How do I chop an image into a sequence of vectors? (for input into GRU layer)

I am a beginner, who have jumped into the deep end, and am trying to learn things that way. I have tried to find answers by using the official resources, but I feel like if you’re not trying to classify mnist, then the tutorials are less useful (and I already got my first toy network to work). So, after staring into the screen for a few hours now, I hope I can ask my (hopefully) simple questions here…

Thanks for reading on :slight_smile:

Mission:
I want to try to implement a simple version of this network (because it’s relevant for what I eventually want to do):

My network:
My input is a series of spectrograms, so it is size: [N,1,129,29]
I wish to first filter that through a conv2d layer with 20 filters:
self.conv1 = nn.Conv2d(1,20,(5, 5), stride=(1, 1), padding=(2, 2))
Output is [N, 20, 129,29]
Then the point is to take each of the 29 ‘columns’ in my output and pass them into a bidirectional GRU-layer, which will then treat them as a sequence of 29 vectors, and iterate over them.
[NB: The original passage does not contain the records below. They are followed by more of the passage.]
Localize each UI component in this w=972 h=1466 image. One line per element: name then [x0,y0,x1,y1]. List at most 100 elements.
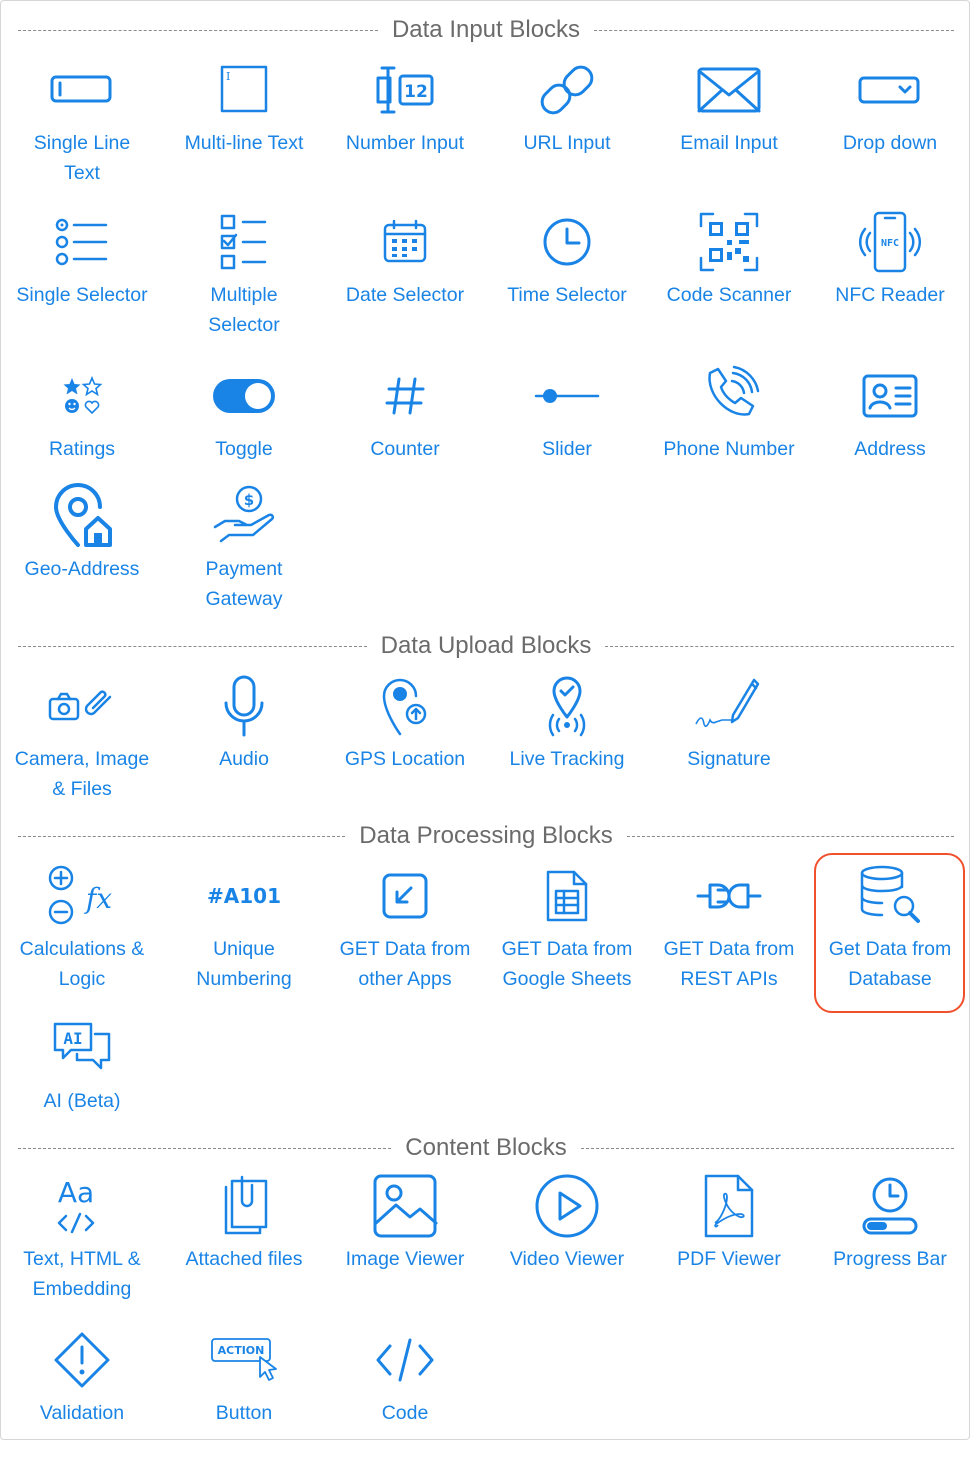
block-multiple-selector[interactable]: Multiple Selector [163,208,325,348]
play-icon [531,1172,603,1240]
block-ratings[interactable]: Ratings [1,362,163,502]
block-pdf-viewer[interactable]: PDF Viewer [648,1172,810,1312]
block-nfc-reader[interactable]: NFC NFC Reader [809,208,971,348]
block-get-data-from-other-apps[interactable]: GET Data from other Apps [324,862,486,1002]
content-section-header: Content Blocks [18,1133,955,1163]
nfc-phone-icon: NFC [854,208,926,276]
block-drop-down[interactable]: Drop down [809,56,971,196]
warning-diamond-icon [46,1326,118,1394]
divider [18,835,346,837]
progress-clock-icon [854,1172,926,1240]
block-payment-gateway[interactable]: $ Payment Gateway [163,482,325,622]
block-url-input[interactable]: URL Input [486,56,648,196]
geo-address-icon [46,482,118,550]
number-input-icon: 12 [369,56,441,124]
block-phone-number[interactable]: Phone Number [648,362,810,502]
divider [18,645,367,647]
attachment-files-icon [208,1172,280,1240]
toggle-icon [208,362,280,430]
block-email-input[interactable]: Email Input [648,56,810,196]
section-title: Data Processing Blocks [359,822,613,849]
unique-number-icon: #A101 [207,862,281,930]
svg-text:NFC: NFC [881,238,899,249]
block-video-viewer[interactable]: Video Viewer [486,1172,648,1312]
sheets-document-icon [531,862,603,930]
block-get-data-from-google-sheets[interactable]: GET Data from Google Sheets [486,862,648,1002]
link-icon [531,56,603,124]
svg-text:ACTION: ACTION [218,1344,265,1357]
block-gps-location[interactable]: GPS Location [324,672,486,812]
block-date-selector[interactable]: Date Selector [324,208,486,348]
divider [18,1147,392,1149]
block-code[interactable]: Code [324,1326,486,1466]
block-get-data-from-database[interactable]: Get Data from Database [809,862,971,1002]
block-label: Button [215,1402,273,1424]
block-label: Code Scanner [666,284,792,306]
block-single-line-text[interactable]: Single Line Text [1,56,163,196]
block-camera-image-files[interactable]: Camera, Image & Files [1,672,163,812]
microphone-icon [208,672,280,740]
block-progress-bar[interactable]: Progress Bar [809,1172,971,1312]
block-label: GPS Location [344,748,466,770]
block-address[interactable]: Address [809,362,971,502]
divider [626,835,955,837]
block-counter[interactable]: Counter [324,362,486,502]
block-validation[interactable]: Validation [1,1326,163,1466]
block-label: Slider [542,438,592,460]
block-label: URL Input [523,132,611,154]
block-toggle[interactable]: Toggle [163,362,325,502]
block-text-html-embedding[interactable]: Aa Text, HTML & Embedding [1,1172,163,1312]
block-label: Attached files [185,1248,303,1270]
section-title: Data Input Blocks [391,16,581,43]
calendar-icon [369,208,441,276]
block-label: Multiple Selector [208,284,280,336]
block-unique-numbering[interactable]: #A101 Unique Numbering [163,862,325,1002]
block-label: Time Selector [507,284,627,306]
plug-icon [693,862,765,930]
block-live-tracking[interactable]: Live Tracking [486,672,648,812]
svg-text:I: I [226,70,230,83]
block-slider[interactable]: Slider [486,362,648,502]
block-code-scanner[interactable]: Code Scanner [648,208,810,348]
signature-pen-icon [693,672,765,740]
divider [18,29,378,31]
block-label: Video Viewer [509,1248,625,1270]
block-label: Address [854,438,926,460]
block-multi-line-text[interactable]: I Multi-line Text [163,56,325,196]
slider-icon [531,362,603,430]
database-search-icon [854,862,926,930]
block-calculations-logic[interactable]: fx Calculations & Logic [1,862,163,1002]
block-label: Ratings [48,438,116,460]
block-audio[interactable]: Audio [163,672,325,812]
block-label: GET Data from REST APIs [663,938,795,990]
payment-hand-icon: $ [208,482,280,550]
block-label: GET Data from Google Sheets [501,938,633,990]
block-label: Geo-Address [24,558,140,580]
block-label: Get Data from Database [828,938,952,990]
calculations-fx-icon: fx [46,862,118,930]
dropdown-icon [854,56,926,124]
multi-line-text-icon: I [208,56,280,124]
block-geo-address[interactable]: Geo-Address [1,482,163,622]
block-label: Unique Numbering [196,938,292,990]
processing-section-header: Data Processing Blocks [18,821,955,851]
block-attached-files[interactable]: Attached files [163,1172,325,1312]
block-label: Single Selector [16,284,148,306]
image-icon [369,1172,441,1240]
block-label: PDF Viewer [677,1248,781,1270]
block-signature[interactable]: Signature [648,672,810,812]
radio-list-icon [46,208,118,276]
block-label: Signature [687,748,771,770]
block-number-input[interactable]: 12 Number Input [324,56,486,196]
block-label: AI (Beta) [43,1090,121,1112]
live-tracking-icon [531,672,603,740]
section-title: Data Upload Blocks [380,632,592,659]
block-label: Audio [219,748,269,770]
block-get-data-from-rest-apis[interactable]: GET Data from REST APIs [648,862,810,1002]
block-label: GET Data from other Apps [339,938,471,990]
block-image-viewer[interactable]: Image Viewer [324,1172,486,1312]
block-label: Calculations & Logic [19,938,145,990]
block-button[interactable]: ACTION Button [163,1326,325,1466]
block-single-selector[interactable]: Single Selector [1,208,163,348]
block-time-selector[interactable]: Time Selector [486,208,648,348]
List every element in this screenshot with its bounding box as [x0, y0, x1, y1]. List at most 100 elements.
But how do I actually do that? I assume I have to somehow split the conv2d output into a ‘minibatch’ with 29 elements, and then pass that to a GRU layer with input size 129?
In the paper, they write:

For convenience, we interpret the image X after the filterbank layers as a sequence of T feature vectors X ≡ (x1, x2, . . . , xT ) where each xt , 1 ≤ t ≤ T , is the image column at time index t. We then aim to read the sequence of feature vectors into a single feature vector using the attention-based bidirectional RNN. The forward and backward recurrent layers of the RNN iterate over individual feature vectors of the sequence in opposite directions and compute forward and backward sequences of hidden state vectors Hf = (hf1 , hf2 , . . . , hfT ) and Hb = (hb1 , hb2 , . . . , hbT ),

I’m unsure where the 29 comes from. Do you mean 129 or 20 or are the “29 columns” created in a special way?
If it’s a typo and you would like to use the 20 channels as the temporal dimension, you could initialize the RNN via batch_first=True, which would expect an input in the shape [batch_size, seq_len, features] and could flatten the conv activation via: x = x.view(x.size(0), x.size(1), -1).
Alternatively, you could also use the default setup in the RNN, which would then expect the input to have the shape [seq_len, batch_size, features] and you would have to permute the tensor into the right shape after flattening the feature dimension.

1 Like

thanks a lot :slight_smile:

the 29 comes from the last dimension in the input (which is still there after the conv2d layer). So the 29 should be the temporal dimension. I think a combination of permute and view is what I am after.